Dopo oltre quarantadue anni trascorsi nell'Arma dei carabinieri al servizio dello Stato, per Matteo Secchi è arrivato uno dei riconoscimenti più prestigiosi che un cittadino italiano possa ricevere. A pochi mesi dal congedo per raggiunti limiti d'età, l'ex Luogotenente Carica Speciale dell'Arma è stato insignito dal Presidente della Repubblica dell'onorificenza di Cavaliere al Merito della Repubblica Italiana, conferita ufficialmente nell'ambito delle celebrazioni per l'80° anniversario della Repubblica. La consegna del diploma è avvenuta martedì 2 giugno a Sassari, in piazza d'Italia, durante la cerimonia istituzionale organizzata dalla Prefettura. Un momento particolarmente significativo per Secchi, immortalato con il diploma tra le mani e il sorriso di chi vede riconosciuto un percorso professionale e umano costruito giorno dopo giorno, sempre all'insegna del dovere, della dedizione e del servizio alla collettività.

Nato a Sassari il 29 marzo 1966 e residente a Uri, Matteo Secchi ha lasciato il servizio attivo il 29 marzo scorso dopo una carriera lunga e prestigiosa culminata con il comando della Stazione Carabinieri di Usini. In oltre quattro decenni di attività ha diretto numerosi reparti dell'Arma, distinguendosi per professionalità, capacità operative e senso delle istituzioni.

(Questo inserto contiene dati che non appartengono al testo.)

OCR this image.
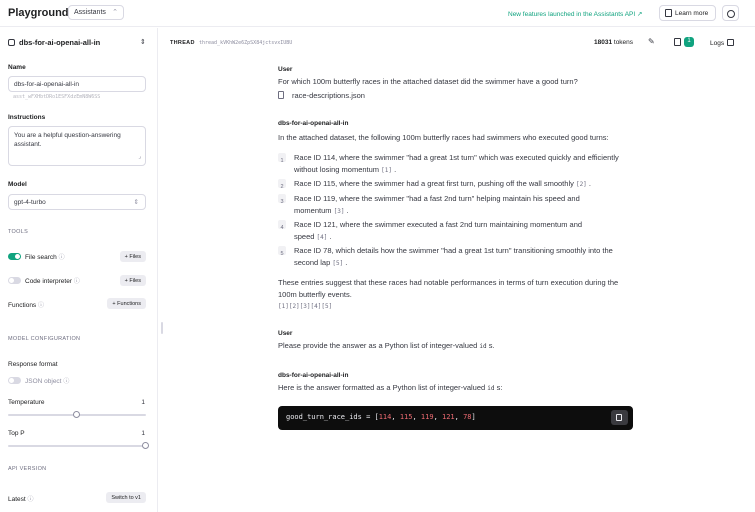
Playground Assistants ⌃	New features launched in the Assistants API ↗	Learn more
dbs-for-ai-openai-all-in	⇕
Name
dbs-for-ai-openai-all-in
asst_wFXHbtDRo1ESFXdzEmN8W6SS
Instructions
You are a helpful question-answering assistant.
⌟
Model
gpt-4-turbo	⇕
TOOLS
File search ⓘ	+ Files
Code interpreter ⓘ	+ Files
Functions ⓘ	+ Functions
MODEL CONFIGURATION
Response format
JSON object ⓘ
Temperature	1
Top P	1
API VERSION
Latest ⓘ	Switch to v1
THREAD thread_kVKhW2e6ZpSX84jctsvxIUBU	18031 tokens ✎	1	Logs
User
For which 100m butterfly races in the attached dataset did the swimmer have a good turn?
race-descriptions.json
dbs-for-ai-openai-all-in
In the attached dataset, the following 100m butterfly races had swimmers who executed good turns:
1	Race ID 114, where the swimmer "had a great 1st turn" which was executed quickly and efficiently without losing momentum [1] .
2	Race ID 115, where the swimmer had a great first turn, pushing off the wall smoothly [2] .
3	Race ID 119, where the swimmer "had a fast 2nd turn" helping maintain his speed and momentum [3] .
4	Race ID 121, where the swimmer executed a fast 2nd turn maintaining momentum and speed [4] .
5	Race ID 78, which details how the swimmer "had a great 1st turn" transitioning smoothly into the second lap [5] .
These entries suggest that these races had notable performances in terms of turn execution during the 100m butterfly events.
[1][2][3][4][5]
User
Please provide the answer as a Python list of integer-valued id s.
dbs-for-ai-openai-all-in
Here is the answer formatted as a Python list of integer-valued id s:
good_turn_race_ids = [114, 115, 119, 121, 78]
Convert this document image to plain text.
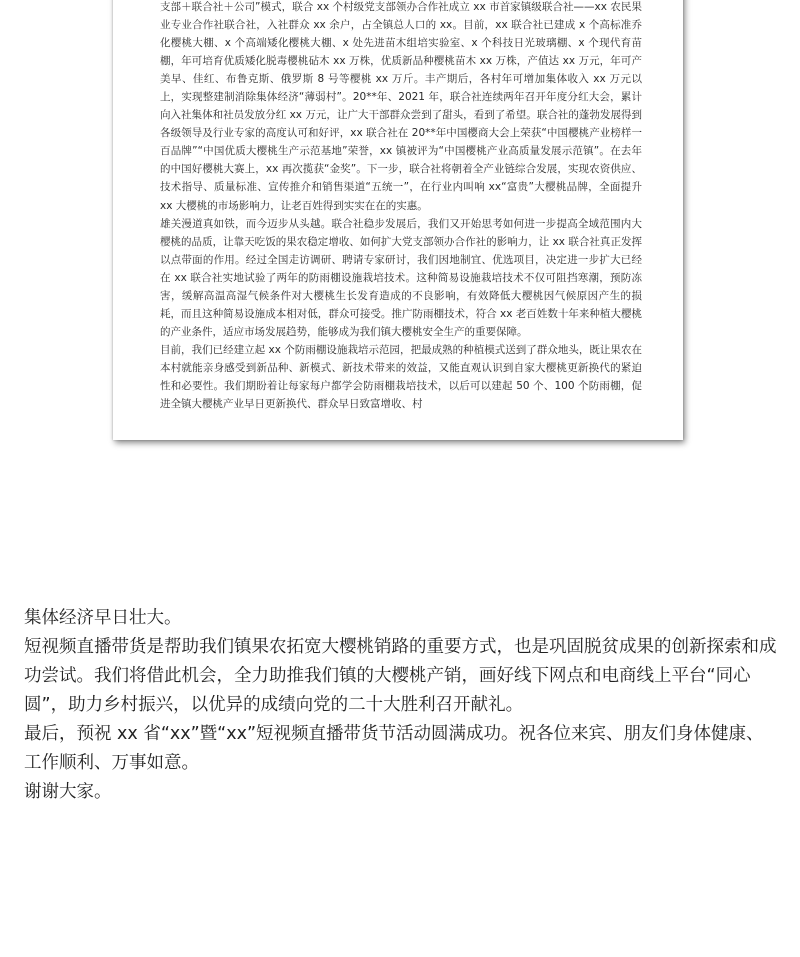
支部＋联合社＋公司”模式，联合 xx 个村级党支部领办合作社成立 xx 市首家镇级联合社——xx 农民果业专业合作社联合社，入社群众 xx 余户，占全镇总人口的 xx。目前，xx 联合社已建成 x 个高标准乔化樱桃大棚、x 个高端矮化樱桃大棚、x 处先进苗木组培实验室、x 个科技日光玻璃棚、x 个现代育苗棚，年可培育优质矮化脱毒樱桃砧木 xx 万株，优质新品种樱桃苗木 xx 万株，产值达 xx 万元，年可产美早、佳红、布鲁克斯、俄罗斯 8 号等樱桃 xx 万斤。丰产期后，各村年可增加集体收入 xx 万元以上，实现整建制消除集体经济“薄弱村”。20**年、2021 年，联合社连续两年召开年度分红大会，累计向入社集体和社员发放分红 xx 万元，让广大干部群众尝到了甜头，看到了希望。联合社的蓬勃发展得到各级领导及行业专家的高度认可和好评，xx 联合社在 20**年中国樱商大会上荣获“中国樱桃产业榜样一百品牌”“中国优质大樱桃生产示范基地”荣誉，xx 镇被评为“中国樱桃产业高质量发展示范镇”。在去年的中国好樱桃大赛上，xx 再次揽获“金奖”。下一步，联合社将朝着全产业链综合发展，实现农资供应、技术指导、质量标准、宣传推介和销售渠道“五统一”，在行业内叫响 xx“富贵”大樱桃品牌，全面提升 xx 大樱桃的市场影响力，让老百姓得到实实在在的实惠。

雄关漫道真如铁，而今迈步从头越。联合社稳步发展后，我们又开始思考如何进一步提高全域范围内大樱桃的品质，让靠天吃饭的果农稳定增收、如何扩大党支部领办合作社的影响力，让 xx 联合社真正发挥以点带面的作用。经过全国走访调研、聘请专家研讨，我们因地制宜、优选项目，决定进一步扩大已经在 xx 联合社实地试验了两年的防雨棚设施栽培技术。这种简易设施栽培技术不仅可阻挡寒潮，预防冻害，缓解高温高湿气候条件对大樱桃生长发育造成的不良影响，有效降低大樱桃因气候原因产生的损耗，而且这种简易设施成本相对低，群众可接受。推广防雨棚技术，符合 xx 老百姓数十年来种植大樱桃的产业条件，适应市场发展趋势，能够成为我们镇大樱桃安全生产的重要保障。

目前，我们已经建立起 xx 个防雨棚设施栽培示范园，把最成熟的种植模式送到了群众地头，既让果农在本村就能亲身感受到新品种、新模式、新技术带来的效益，又能直观认识到自家大樱桃更新换代的紧迫性和必要性。我们期盼着让每家每户都学会防雨棚栽培技术，以后可以建起 50 个、100 个防雨棚，促进全镇大樱桃产业早日更新换代、群众早日致富增收、村

集体经济早日壮大。

短视频直播带货是帮助我们镇果农拓宽大樱桃销路的重要方式，也是巩固脱贫成果的创新探索和成功尝试。我们将借此机会，全力助推我们镇的大樱桃产销，画好线下网点和电商线上平台“同心圆”，助力乡村振兴，以优异的成绩向党的二十大胜利召开献礼。

最后，预祝 xx 省“xx”暨“xx”短视频直播带货节活动圆满成功。祝各位来宾、朋友们身体健康、工作顺利、万事如意。

谢谢大家。
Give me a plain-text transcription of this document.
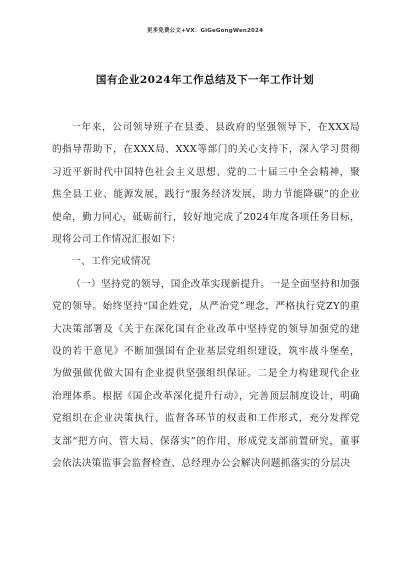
更多免费公文+VX：GiGeGongWen2024
国有企业2024年工作总结及下一年工作计划

一年来，公司领导班子在县委、县政府的坚强领导下，在XXX局的指导帮助下，在XXX局、XXX等部门的关心支持下，深入学习贯彻习近平新时代中国特色社会主义思想、党的二十届三中全会精神，聚焦全县工业、能源发展，践行“服务经济发展，助力节能降碳”的企业使命，勤力同心，砥砺前行，较好地完成了2024年度各项任务目标，现将公司工作情况汇报如下：

一、工作完成情况

（一）坚持党的领导，国企改革实现新提升。一是全面坚持和加强党的领导。始终坚持“国企姓党，从严治党”理念，严格执行党ZY的重大决策部署及《关于在深化国有企业改革中坚持党的领导加强党的建设的若干意见》不断加强国有企业基层党组织建设，筑牢战斗堡垒，为做强做优做大国有企业提供坚强组织保证。二是全力构建现代企业治理体系。根据《国企改革深化提升行动》，完善顶层制度设计，明确党组织在企业决策执行、监督各环节的权责和工作形式，充分发挥党支部“把方向、管大局、保落实”的作用，形成党支部前置研究，董事会依法决策监事会监督检查、总经理办公会解决问题抓落实的分层决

Dal 2001 fino al congedo ha ricevuto ininterrottamente la valutazione di "eccellente", il massimo riconoscimento previsto nelle note caratteristiche interne.

Il suo curriculum racconta una vita interamente dedicata al servizio. Paracadutista brevettato, comandante di stazione, investigatore, formatore e conferenziere nelle scuole, Secchi ha collezionato nel tempo numerose specializzazioni e importanti benemerenze. Tra queste spicca la Medaglia Mauriziana al Merito, concessa dal Presidente della Repubblica nel 2019 per i dieci lustri di carriera militare svolta "senza demerito", oltre alle medaglie d'oro, d'argento e di bronzo per anzianità e lungo comando. Nel corso della sua attività investigativa ha ottenuto anche un encomio della Legione Carabinieri Sardegna per una complessa indagine che portò all'arresto di un truffatore seriale, mentre tra gli episodi più significativi della sua vita figura il salvataggio, nel 1993, di un giovane intrappolato in una casa divorata dalle fiamme, intervento che evitò conseguenze ancora più gravi. Ma il riconoscimento ottenuto dal Quirinale non premia soltanto il militare. A rendere ancora più significativa la figura di Matteo Secchi è il suo costante impegno nel volontariato. Da anni è donatore Avis e volontario della Protezione Civile, realtà nelle quali ha messo a disposizione tempo, competenze ed esperienza. Ha partecipato a interventi in occasione di alluvioni e calamità naturali e, nel 2016, fu selezionato tra i volontari sardi inviati nelle Marche dopo il devastante terremoto che colpì il Centro Italia.

Per dieci giorni operò tra Macerata e Castelsantangelo sul Nera, uno dei comuni più duramente colpiti dal sisma, contribuendo alle attività di soccorso e assistenza alla popolazione sfollata. Una vita spesa tra uniforme e solidarietà, tra il rigore delle istituzioni e la vicinanza alle persone. L'onorificenza di Cavaliere della Repubblica arriva così come il naturale coronamento di un percorso costruito su valori che hanno accompagnato Matteo Secchi per oltre quarant'anni: senso del dovere, spirito di servizio e attenzione verso il prossimo. Un riconoscimento che premia non soltanto una brillante carriera nell'Arma dei Carabinieri, ma anche l'esempio di un cittadino che ha continuato a servire la comunità ben oltre gli obblighi del proprio ruolo.